France’s top administrative court on Wednesday upheld the conviction of Syrian President Bashar al-Assad’s uncle, Rifaat al-Assad, in a case of “ill-gotten gains” over assets estimated at 90 million euros ($89 million).
Rifaat al-Assad, 85, is the younger brother of Bashar’s father and former Syrian dictator Hafez al-Assad, and served as vice president himself but fled the country in 1984 after a failed coup.
He had made a final appeal to France’s Court of Cassation after a lower court last year upheld his four-year sentence for conspiring to launder public funds in Syria between 1996 and 2016.
In the same ruling, he was convicted of concealing serious tax fraud and off-the-book hiring of servants, with authorities confiscating a whole range of his assets.
Rifaat, who has not attended hearings due to ill health, insists his property empire, which spans Spain, France and Britain, came from gifts from Saudi Crown Prince and future King Abdullah, who died in 2015.
The case is the second in France under a law passed last year targeting fortunes fraudulently amassed by foreign leaders.
Teodorin Obiang, the eldest son of the President of Equatorial Guinea, had confirmed his sentence to a three-year suspended sentence and a fine of 30 million euros on appeal last year.
– Case War Crimes –
In Syria, Rifaat al-Assad was the head of the elite Defense Brigades, internal security forces that violently crushed an Islamist uprising in the city of Hama in 1982.
After a three-decade absence following his failed attempt to seize power, pro-government media reported that he returned to Syria last fall.
In 1984 he fled first to Switzerland and then to France, where in 1986 he was awarded the Legion of Honour, the country’s highest award, for “merits”.
French investigators launched an investigation into his property in 2014 after complaints from watchdogs Transparency International and Sherpa.

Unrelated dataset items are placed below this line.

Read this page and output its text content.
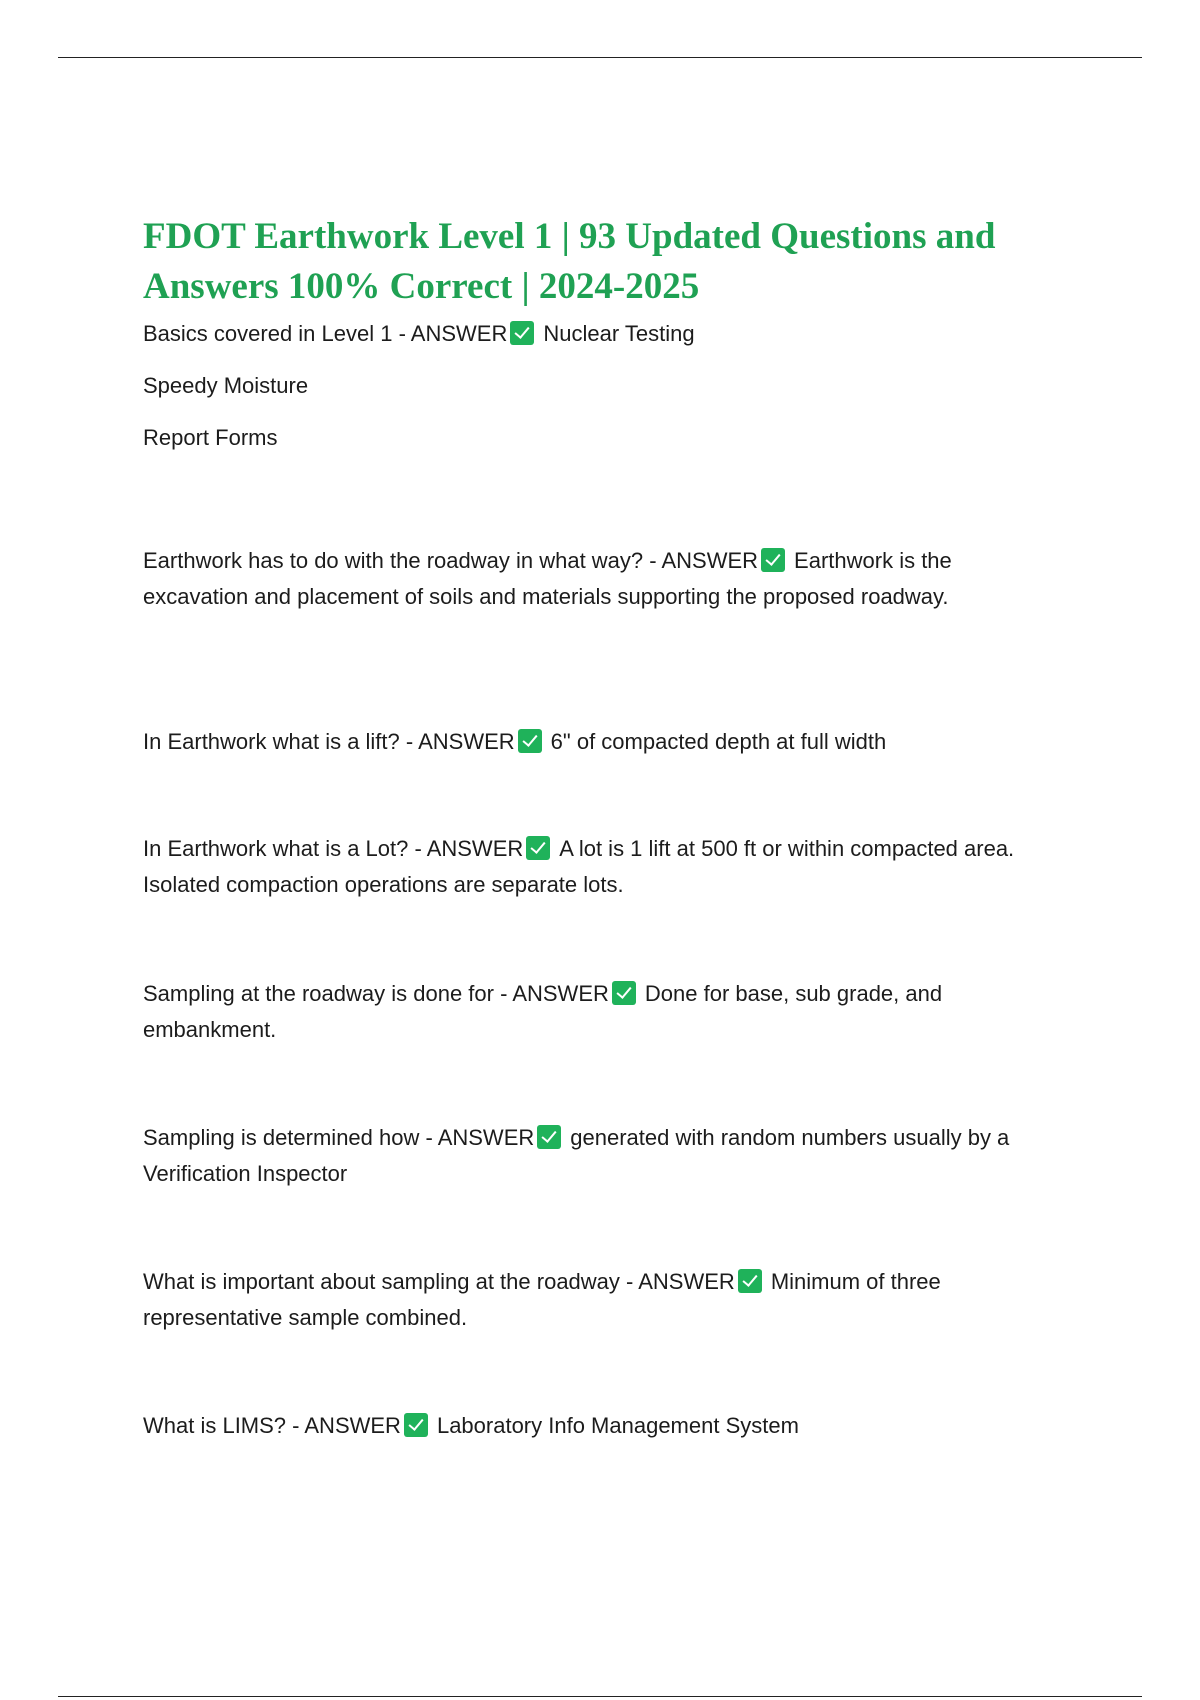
FDOT Earthwork Level 1 | 93 Updated Questions and Answers 100% Correct | 2024-2025

Basics covered in Level 1 - ANSWER Nuclear Testing

Speedy Moisture

Report Forms

Earthwork has to do with the roadway in what way? - ANSWER Earthwork is the excavation and placement of soils and materials supporting the proposed roadway.

In Earthwork what is a lift? - ANSWER 6" of compacted depth at full width

In Earthwork what is a Lot? - ANSWER A lot is 1 lift at 500 ft or within compacted area. Isolated compaction operations are separate lots.

Sampling at the roadway is done for - ANSWER Done for base, sub grade, and embankment.

Sampling is determined how - ANSWER generated with random numbers usually by a Verification Inspector

What is important about sampling at the roadway - ANSWER Minimum of three representative sample combined.

What is LIMS? - ANSWER Laboratory Info Management System
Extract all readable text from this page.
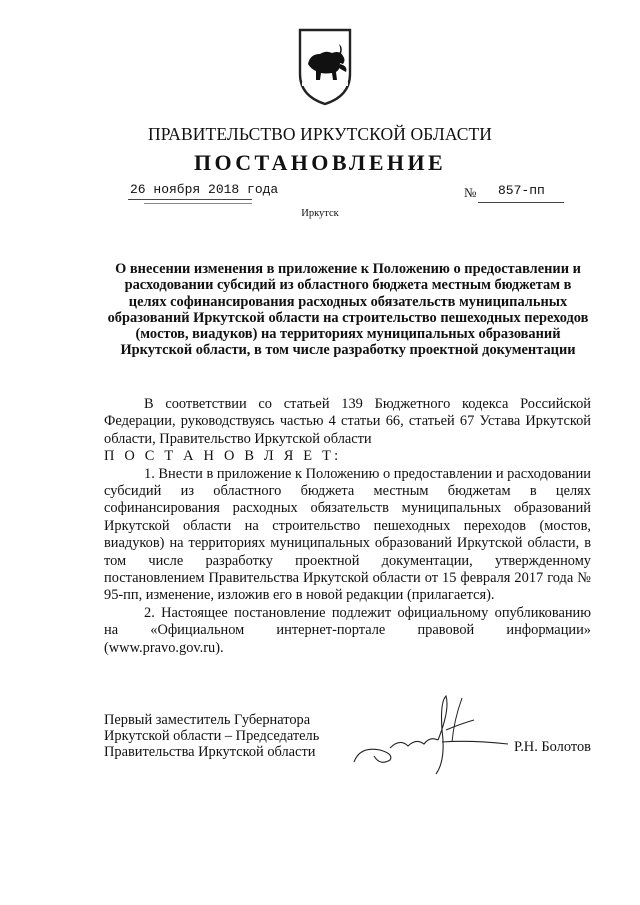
ПРАВИТЕЛЬСТВО ИРКУТСКОЙ ОБЛАСТИ
ПОСТАНОВЛЕНИЕ
26 ноября 2018 года	№ 857-пп
Иркутск
О внесении изменения в приложение к Положению о предоставлении и расходовании субсидий из областного бюджета местным бюджетам в целях софинансирования расходных обязательств муниципальных образований Иркутской области на строительство пешеходных переходов (мостов, виадуков) на территориях муниципальных образований Иркутской области, в том числе разработку проектной документации

В соответствии со статьей 139 Бюджетного кодекса Российской Федерации, руководствуясь частью 4 статьи 66, статьей 67 Устава Иркутской области, Правительство Иркутской области

П О С Т А Н О В Л Я Е Т:

1. Внести в приложение к Положению о предоставлении и расходовании субсидий из областного бюджета местным бюджетам в целях софинансирования расходных обязательств муниципальных образований Иркутской области на строительство пешеходных переходов (мостов, виадуков) на территориях муниципальных образований Иркутской области, в том числе разработку проектной документации, утвержденному постановлением Правительства Иркутской области от 15 февраля 2017 года № 95-пп, изменение, изложив его в новой редакции (прилагается).

2. Настоящее постановление подлежит официальному опубликованию на «Официальном интернет-портале правовой информации» (www.pravo.gov.ru).

Первый заместитель Губернатора
Иркутской области – Председатель
Правительства Иркутской области	Р.Н. Болотов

They confiscated two Parisian townhouses, dozens of apartments in fashionable neighborhoods of the French capital and office space.
Since then, around 80 of his former employees, who live in an estate outside of Paris, have been largely without water and electricity as nobody pays the bills.
– Help for the population –
While Rifaat’s age and poor health make it unlikely he will ever serve a prison sentence in France, Wednesday’s verdict confirms the confiscation of the properties forever.
This could make Syria one of the first countries to potentially benefit from a scheme to return funds recovered under the Illicit Profits Act.
“The confiscation … is the first necessary condition to be able to plan the return of the ill-gotten gains,” said Patrick Lefas, head of Transparency International France, in a statement welcoming the court ruling.
But he added that getting the resources to ordinary Syrians, rather than simply handing them back to the Assad regime — which Transparency says could be achieved with another French law passed last year — was crucial.
“Recovering ill-gotten gains requires guarantees, without which it would be naïve to hope to return them to the populations of their countries of origin,” Lefas said.
Rifaat al-Assad also faces a trial in Spain on far larger suspicions of 500 properties in ill-gotten gains, as well as prosecution in Switzerland for war crimes dating back to the 1980s.